What is the difference between consecutive square numbers

The following tables summarise the calculations for questions 1 to 3. For each of these tables, the short cut calculation is always the difference multiplied by the sum of the two numbers that are squared.

In general, then, the rule is: b squared minus a squared equals the difference between b and a multiplied by the sum of b and a.

This rule will work for all values of a and b. The following table shows how this rule can be used:. The difference between consecutive square numbers is always odd. The difference is the sum of the two numbers that are squared. The difference between alternate square numbers is always even; it is twice the sum of the two numbers that are squared. The difference is always odd; it can be worked out by trebling multiplying by 3 the sum of the two numbers that are squared.

Log in or register to create plans from your planning space that include this resource. Use the resource finder. Home Resource Finder. This is a level 5 algebra strand activity from the Figure It Out series. Since the number is odd, we will have a middle square. We will subtract that one.

The four rectangles have sides of consecutive lengths, so their area is even. Since there are four of them, the area of the figure is divisible by 8. You could also see this as two copies of the shape given in part 1 rotated and put together.

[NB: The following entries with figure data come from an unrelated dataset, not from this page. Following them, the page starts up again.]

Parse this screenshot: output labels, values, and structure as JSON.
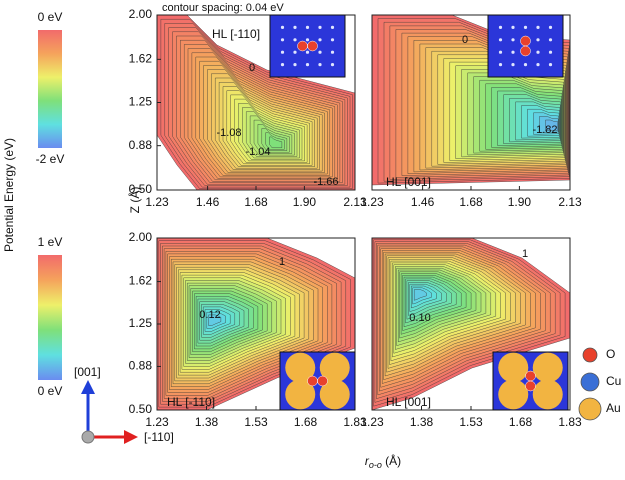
{
  "caption": "contour spacing: 0.04 eV",
  "colorbar_label": "Potential Energy (eV)",
  "colorbars": [
    {
      "top": "0 eV",
      "bottom": "-2 eV"
    },
    {
      "top": "1 eV",
      "bottom": "0 eV"
    }
  ],
  "y_label": "Z (Å)",
  "x_label": {
    "main": "r",
    "sub": "o-o",
    "unit": " (Å)"
  },
  "legend": [
    {
      "name": "O",
      "color": "#e8412c"
    },
    {
      "name": "Cu",
      "color": "#3a6fd6"
    },
    {
      "name": "Au",
      "color": "#f2b441"
    }
  ],
  "axes_icon": {
    "up": "[001]",
    "right": "[-110]"
  },
  "chart_data": [
    {
      "type": "contour",
      "title": "HL [-110]",
      "xlim": [
        1.23,
        2.13
      ],
      "ylim": [
        0.5,
        2.0
      ],
      "xticks": [
        1.23,
        1.46,
        1.68,
        {
          "value": 1.9,
          "label": "1.90"
        },
        2.13
      ],
      "yticks": [
        {
          "value": 0.5,
          "label": "0.50"
        },
        0.88,
        1.25,
        1.62,
        {
          "value": 2.0,
          "label": "2.00"
        }
      ],
      "annotations": [
        "0",
        "-1.08",
        "-1.04",
        "-1.66"
      ]
    },
    {
      "type": "contour",
      "title": "HL [001]",
      "xlim": [
        1.23,
        2.13
      ],
      "ylim": [
        0.5,
        2.0
      ],
      "xticks": [
        1.23,
        1.46,
        1.68,
        {
          "value": 1.9,
          "label": "1.90"
        },
        2.13
      ],
      "annotations": [
        "0",
        "-1.82"
      ]
    },
    {
      "type": "contour",
      "title": "HL [-110]",
      "xlim": [
        1.23,
        1.83
      ],
      "ylim": [
        0.5,
        2.0
      ],
      "xticks": [
        1.23,
        1.38,
        1.53,
        1.68,
        1.83
      ],
      "yticks": [
        {
          "value": 0.5,
          "label": "0.50"
        },
        0.88,
        1.25,
        1.62,
        {
          "value": 2.0,
          "label": "2.00"
        }
      ],
      "annotations": [
        "1",
        "0.12"
      ]
    },
    {
      "type": "contour",
      "title": "HL [001]",
      "xlim": [
        1.23,
        1.83
      ],
      "ylim": [
        0.5,
        2.0
      ],
      "xticks": [
        1.23,
        1.38,
        1.53,
        1.68,
        1.83
      ],
      "annotations": [
        "1",
        "0.10"
      ]
    }
  ]
}
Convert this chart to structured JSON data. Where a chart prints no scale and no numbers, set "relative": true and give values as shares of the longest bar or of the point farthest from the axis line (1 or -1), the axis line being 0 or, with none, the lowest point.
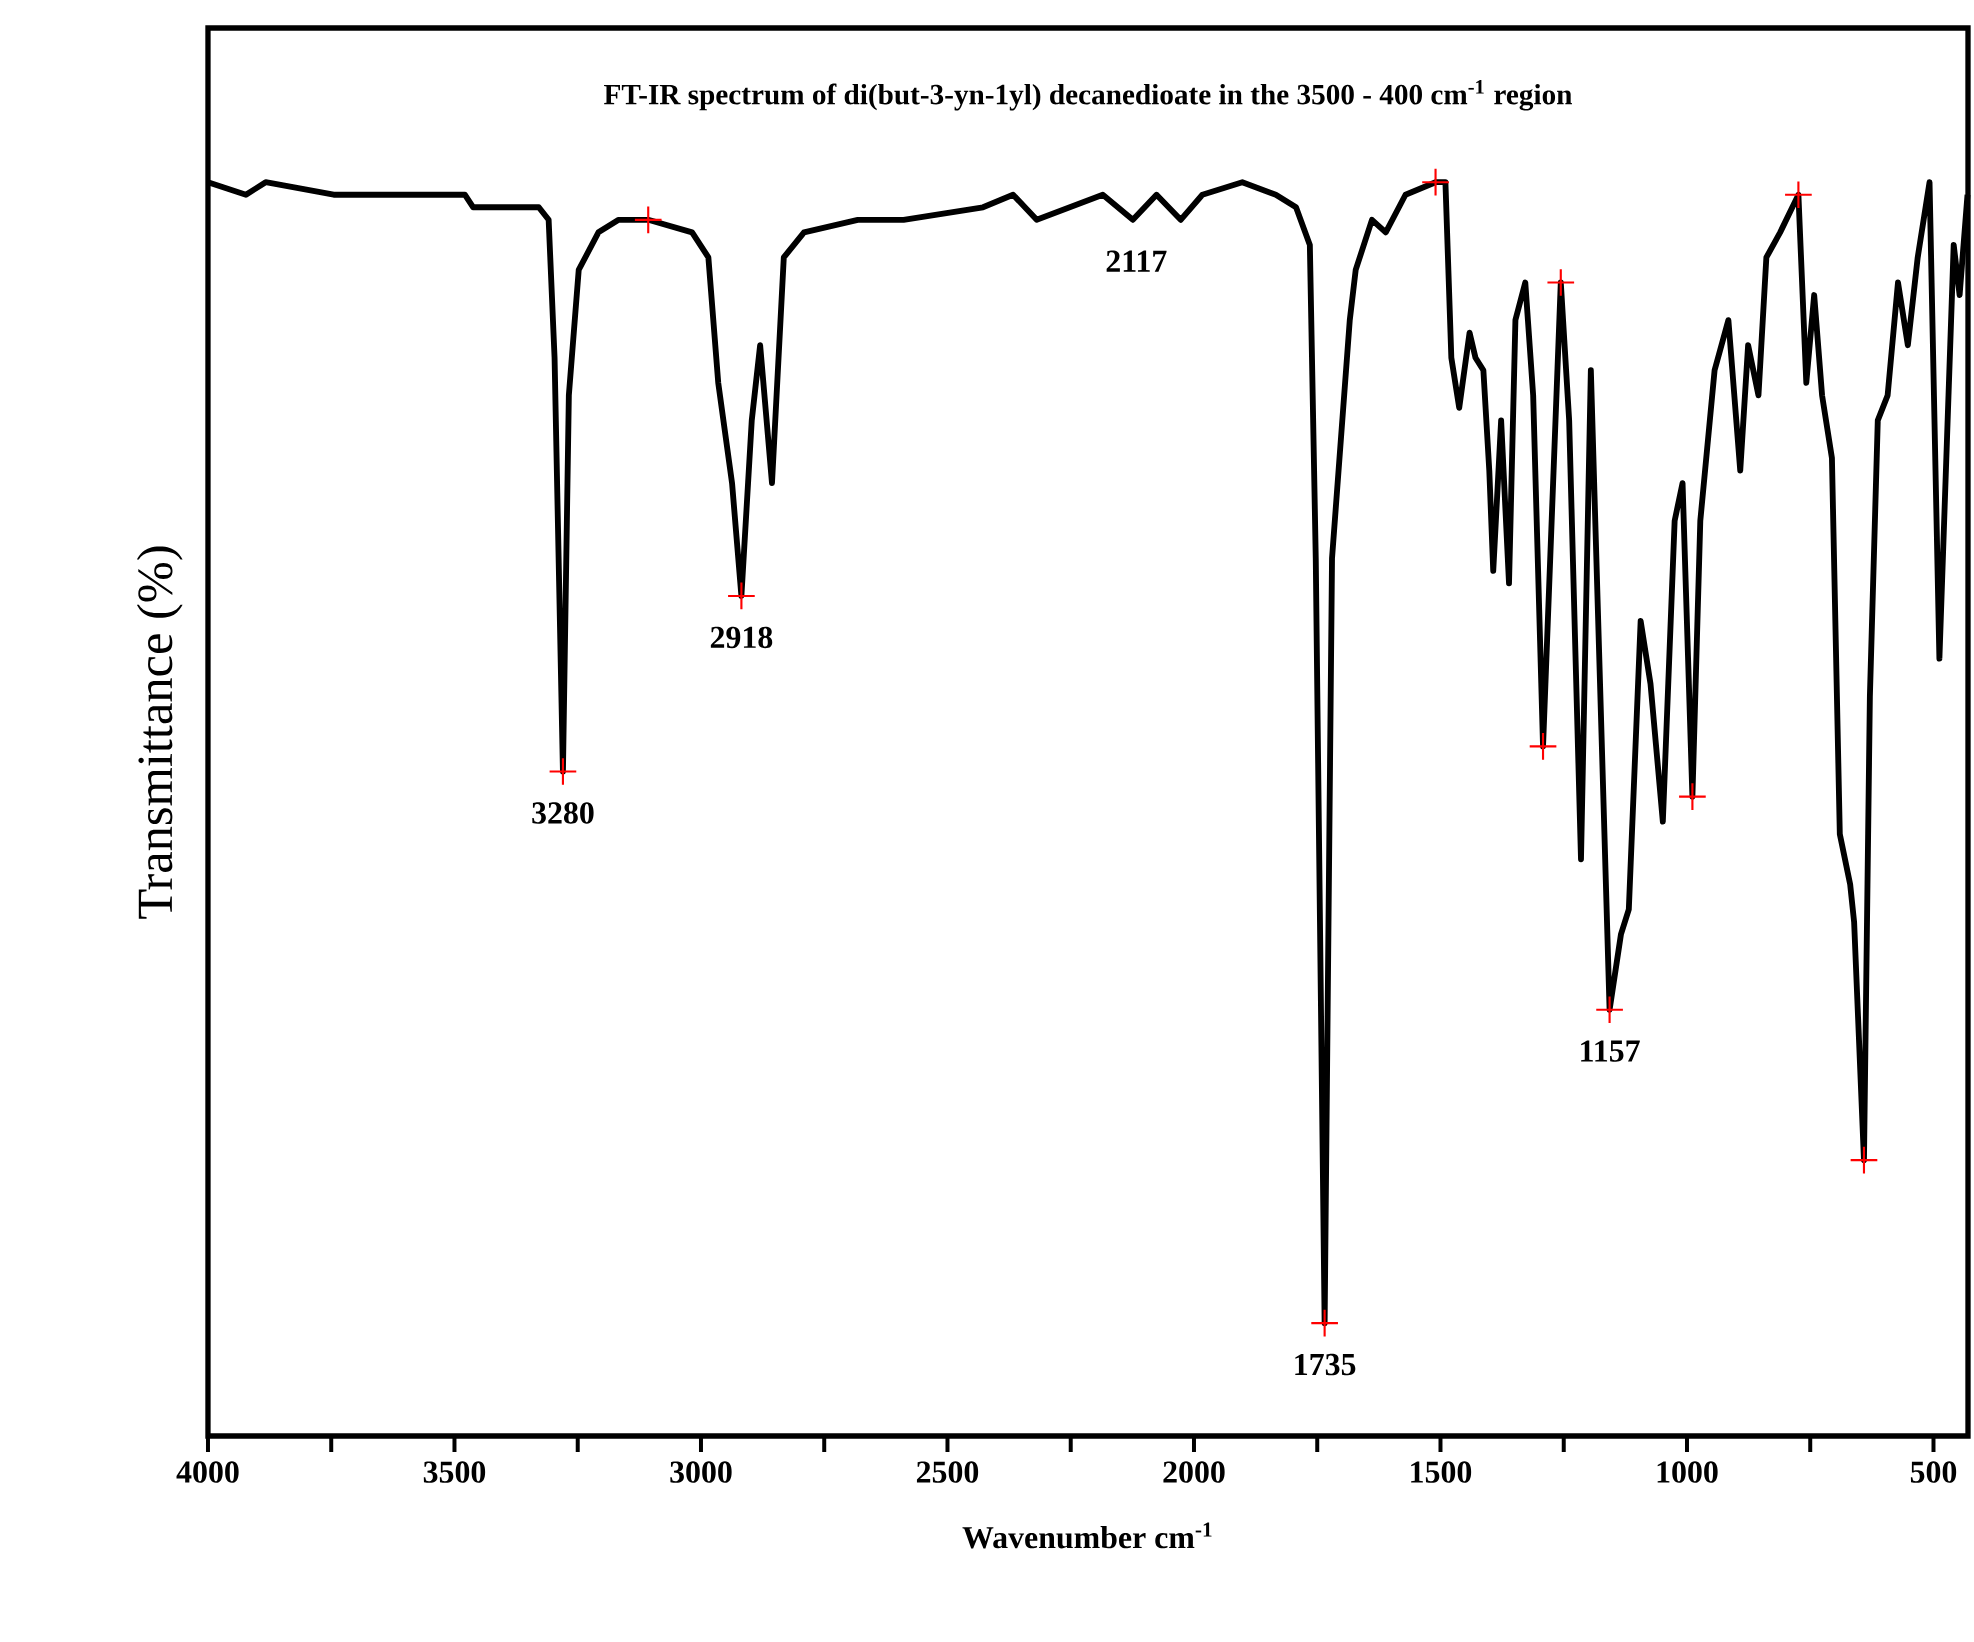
{
  "chart_data": {
    "type": "line",
    "title": "FT-IR spectrum of di(but-3-yn-1yl) decanedioate  in the 3500 - 400 cm$^{-1}$ region",
    "xlabel": "Wavenumber cm$^{-1}$",
    "ylabel": "Transmittance (%)",
    "relative": true,
    "marker": "none",
    "line_style": "solid",
    "xlim": [
      4000,
      430
    ],
    "xticks": [
      4000,
      {
        "value": 3750,
        "label": null
      },
      3500,
      {
        "value": 3250,
        "label": null
      },
      3000,
      {
        "value": 2750,
        "label": null
      },
      2500,
      {
        "value": 2250,
        "label": null
      },
      2000,
      {
        "value": 1750,
        "label": null
      },
      1500,
      {
        "value": 1250,
        "label": null
      },
      1000,
      {
        "value": 750,
        "label": null
      },
      500
    ],
    "series": [
      {
        "color": "#000000",
        "x": [
          4000,
          3923,
          3883,
          3745,
          3612,
          3559,
          3479,
          3462,
          3438,
          3369,
          3357,
          3329,
          3309,
          3297,
          3280,
          3268,
          3248,
          3208,
          3167,
          3107,
          3018,
          2985,
          2965,
          2937,
          2918,
          2897,
          2880,
          2856,
          2832,
          2791,
          2682,
          2589,
          2428,
          2367,
          2319,
          2185,
          2124,
          2076,
          2027,
          1983,
          1902,
          1834,
          1793,
          1765,
          1753,
          1735,
          1720,
          1684,
          1672,
          1639,
          1611,
          1571,
          1510,
          1490,
          1478,
          1462,
          1441,
          1429,
          1413,
          1401,
          1393,
          1377,
          1361,
          1348,
          1328,
          1312,
          1292,
          1256,
          1239,
          1215,
          1195,
          1157,
          1134,
          1118,
          1094,
          1074,
          1049,
          1025,
          1009,
          989,
          973,
          944,
          916,
          892,
          876,
          855,
          839,
          811,
          774,
          758,
          742,
          726,
          706,
          690,
          669,
          661,
          641,
          629,
          613,
          593,
          572,
          552,
          532,
          508,
          488,
          459,
          447,
          431
        ],
        "values": [
          1.0,
          0.99,
          1.0,
          0.99,
          0.99,
          0.99,
          0.99,
          0.98,
          0.98,
          0.98,
          0.98,
          0.98,
          0.97,
          0.86,
          0.53,
          0.83,
          0.93,
          0.96,
          0.97,
          0.97,
          0.96,
          0.94,
          0.84,
          0.76,
          0.67,
          0.81,
          0.87,
          0.76,
          0.94,
          0.96,
          0.97,
          0.97,
          0.98,
          0.99,
          0.97,
          0.99,
          0.97,
          0.99,
          0.97,
          0.99,
          1.0,
          0.99,
          0.98,
          0.95,
          0.7,
          0.09,
          0.7,
          0.89,
          0.93,
          0.97,
          0.96,
          0.99,
          1.0,
          1.0,
          0.86,
          0.82,
          0.88,
          0.86,
          0.85,
          0.77,
          0.69,
          0.81,
          0.68,
          0.89,
          0.92,
          0.83,
          0.55,
          0.92,
          0.81,
          0.46,
          0.85,
          0.34,
          0.4,
          0.42,
          0.65,
          0.6,
          0.49,
          0.73,
          0.76,
          0.51,
          0.73,
          0.85,
          0.89,
          0.77,
          0.87,
          0.83,
          0.94,
          0.96,
          0.99,
          0.84,
          0.91,
          0.83,
          0.78,
          0.48,
          0.44,
          0.41,
          0.22,
          0.59,
          0.81,
          0.83,
          0.92,
          0.87,
          0.94,
          1.0,
          0.62,
          0.95,
          0.91,
          0.99
        ]
      },
      {
        "type": "scatter",
        "color": "#ff0000",
        "marker": "cross",
        "x": [
          3280,
          3107,
          2918,
          1735,
          1510,
          1292,
          1256,
          1157,
          989,
          774,
          641
        ],
        "values": [
          0.53,
          0.97,
          0.67,
          0.09,
          1.0,
          0.55,
          0.92,
          0.34,
          0.51,
          0.99,
          0.22
        ]
      }
    ],
    "annotations": [
      {
        "text": "3280",
        "x": 3280,
        "y": 0.53
      },
      {
        "text": "2918",
        "x": 2918,
        "y": 0.67
      },
      {
        "text": "2117",
        "x": 2117,
        "y": 0.97
      },
      {
        "text": "1735",
        "x": 1735,
        "y": 0.09
      },
      {
        "text": "1157",
        "x": 1157,
        "y": 0.34
      }
    ]
  }
}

Now we move the red line of squares from below and the unit square so that we get a larger square:.

The new square has the side with one unit bigger then the shortest side of the rectangle. Since the side of the rectangle was odd, the side of the square is even. Therefore, we have constructed an even square from the given rectangle and the unit square. Similarly as before, if the side of the rectangle was even, wen whe moved the red side we created a square of side one bigger then the lower side of the original rectangle. This time, since the rectangle has even side, the side of the square will be odd.

For the first two parts, we could use triangular numbers to visualise the pattern:. Then we have four equal triangular numbers, which implies the area of the shqpe is a multiple of four. For the second one, we recolour it like this:.

What do you notice? If you add up two square numbers that are apart by one e. Irene, from King's College of Alicante, Spain, also created a Square Number surprise of her own: Take any set of 5 consecutive numbers. Square each of them and find the difference. The difference between consecutive square numbers is always odd.

The difference is the sum of the two numbers that are squared. The difference between alternate square numbers is always even; it is twice the sum of the two numbers that are squared.

Since they are consecutive, one is even and the other is odd. Now, squaring the even number is multiplying it an even number of times, so the answer is even. Answer: The difference of any two negative integers is a negative integer.

The statement is not necessarily true. We will take an example by considering two negative integers.